Rufus started by showing two example applications built using open data. Yourtopia makes use of data from the World Bank that measures individual nations progress towards the Millennium Development Goals. Visitors to the site balance the relative importance of different factors (for example, "health", "economy" and "education"), and their preferences are matched with the data in order to suggest which country meets them most closely. Where Does My Money Go? offers various breakdowns of UK government spending and presents these in a way that allows the site visitor to see (for example) how much of the tax they pay is used for things such as defence, environment, culture and so on.
Both sites are eye-catching and fun (and can provide some surprising insights), while at the same time serving more serious purposes. In the context of the seminar Rufus noted that building the two sites also highlighted some key issues when working with these kinds of datasets:
- Completeness: i.e. the data are not always complete
- Correctness: i.e. the data are not always correct
- Ease-of-use: it can take a lot of effort to put the data into a format where it can actually be used (for example an estimated 90% of the time developing Where Does My Money Go?, as opposed to 10% actually building the site)
- Legal openness: the data must be provided with a licence that allows anyone to use, reuse and redistribute the data, for any purpose. ("Reuse" in this context can include combining it with other datasets and redistributing that.) An explicit open licence is required (such as those offered at Open Data Commons) because the default legal position for any data - even that posted "openly" on the web - doesn't entitle someone else to reuse or redistribute.
- Technical openness: the data should be in a format that means that it's easy to access and work with, that it should be possible to obtain the data in bulk, and in a machine-readable, open format. These are pre-requisites for the data to be useful in a practical sense: for example, it's not sufficient to provide the data via a website that only returns subsets of that data via a form submission.
The data itself can be about almost anything: geographical (for example, mapping postcodes to a latitude and longitude), statistical, electoral, legal, financial - the OKFN's CKAN (Comprehensive Knowledge Archive Network) site has many examples. The key point is that the data should not be personal - that is, it shouldn't enable individuals to be identified, either directly or indirectly.
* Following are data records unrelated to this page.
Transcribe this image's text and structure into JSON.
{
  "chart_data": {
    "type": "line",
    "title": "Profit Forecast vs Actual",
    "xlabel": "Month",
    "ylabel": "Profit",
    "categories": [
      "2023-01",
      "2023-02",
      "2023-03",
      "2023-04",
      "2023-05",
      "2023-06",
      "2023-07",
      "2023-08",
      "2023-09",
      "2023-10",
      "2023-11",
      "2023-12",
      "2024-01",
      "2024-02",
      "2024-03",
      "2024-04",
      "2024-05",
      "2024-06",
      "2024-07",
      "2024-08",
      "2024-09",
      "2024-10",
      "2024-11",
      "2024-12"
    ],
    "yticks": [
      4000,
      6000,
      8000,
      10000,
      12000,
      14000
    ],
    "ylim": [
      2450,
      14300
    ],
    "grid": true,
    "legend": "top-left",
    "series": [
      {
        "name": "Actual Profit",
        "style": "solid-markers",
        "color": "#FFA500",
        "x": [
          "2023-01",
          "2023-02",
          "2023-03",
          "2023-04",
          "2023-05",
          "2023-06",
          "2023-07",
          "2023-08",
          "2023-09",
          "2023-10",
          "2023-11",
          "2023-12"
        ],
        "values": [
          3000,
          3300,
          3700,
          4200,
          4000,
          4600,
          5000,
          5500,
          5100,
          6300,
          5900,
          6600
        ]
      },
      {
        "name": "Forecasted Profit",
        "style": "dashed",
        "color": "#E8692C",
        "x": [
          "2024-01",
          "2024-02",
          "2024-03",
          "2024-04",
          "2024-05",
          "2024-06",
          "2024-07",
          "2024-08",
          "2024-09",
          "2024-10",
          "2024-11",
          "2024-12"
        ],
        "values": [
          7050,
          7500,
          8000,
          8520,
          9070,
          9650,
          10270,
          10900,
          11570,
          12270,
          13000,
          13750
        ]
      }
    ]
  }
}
The motivation for making data open goes back to the initial issues of completeness, correctness and ease-of-use - it can take a lot of time to assemble a dataset (for example, the Government already collects a lot data), but once the effort has been made then the added cost of releasing it is small, and then sharing it reduces the cost of merging, filling gaps and correcting errors. To make an analogy with open source software, it's a essentially Linus' Law for data: "given enough eyeballs, all bugs are shallow". Rufus also talked about a corollary to this, the "many minds" principle: the best use of the data you produce will probably be thought of by someone else (and vice versa).
One argument against openness is that it precludes the possibility of commercial exploitation in order to offset the costs of compiling the data, and is a topical point given the current economic climate. Rufus's counter-argument is that there are many other ways to fund the creation of data aside from making it proprietary, by considering the data as a platform (rather than as a product), and building on that platform to sell extensions or complementary services (such as consultancy - again there are parallels with open source software). (Some of the audience expressed also concerns that in principle at least, open data is might be used irresponsibly - but arguably if the data is available to all then it means that others could challenge that interpretation.)
The final point that Rufus's talk addressed is how to actually build the open data ecosystem. To some degree it's up to the people who hold the data, but his suggestions are:
- Start small and simple (which I took to mean, start with small sets of data rather than doing everything all at once).
- If you're using someone else's dataset then you can make an enquiry via the OKFN website to find out what the licensing situation is.
- If you have your datasets then put them under an open data licence and can register it at CKAN so that others can find it.
- "Componentize" your data to make it easier to reuse (which I took to mean, divide the datasets up into sensible subsets).
- Make the case with whoever holds the data you want (government, business etc) to release it openly.